La vida de las novelas

No se deberían contar las cosas a los que nos cuentan las cosas de los demás o las suyas íntimas. Hay una sospecha, incluso mientras van desgranando lo que te preocupa o lo que te alegra, de que todo va a ser difundido, de que nada quedará en la intimidad de la confidencia. O se puede airear una trama secundaria o una falsa, vestida de verdad sin embargo, que en apariencia, sin que se hurgue en demasía, evidencia solidez, da un aire compacto, de vida sobrevenida y aceptada. 

Quizá escribir dé un plus de eficacia a la hora de imponer esa falsedad al relato de la cosas: hacer ver que uno hizo cosas que no estuvieron jamás a nuestro alcance, prender en el otro la sensación de que está asistiendo a una representación fidedigna de una existencia completa, tal vez más completa que la suya propia, de más empaque, de mayor peso o envergadura. 

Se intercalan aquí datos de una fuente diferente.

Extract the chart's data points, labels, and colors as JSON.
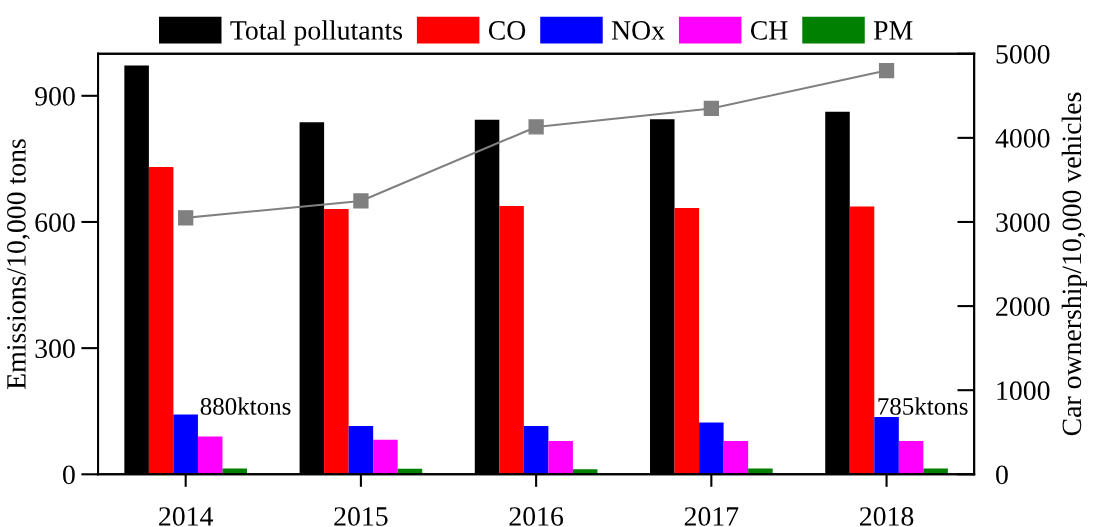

En literatura se ofrece toda esta materia impuesta. El escritor, el que hace las ficciones, produce mentiras útiles; a él se le permite que se extravíe, que escore la nave de la razón al puerto que considere más idóneo para que la narración no decaiga. Lo difícil es que el buen narrador luego no se deje llevar y conduzca su vida, la diaria, la del trato con los otros, con ese desparpajo literario, contando las cosas a los que nos cuentan las de los demás a sabiendas de que ese texto acabará también fragmentado, roto a conveniencia del que escuche, saqueado por su voluntad de narrarlo a su manera, con su voz. 

Vale entonces novelar, considerar ese formato el óptimo, el que mejor responda al humano capricho de fantasear, de dejarse llevar y pasear por todos los lugares en donde no hemos estado y se espere no estar. Ser otro, salir de uno, empezar de nuevo. 

Ser otro en cada novela que se lee, en cada historia que se nos cuenta, en cada brizna de ficción que se impregna a nosotros.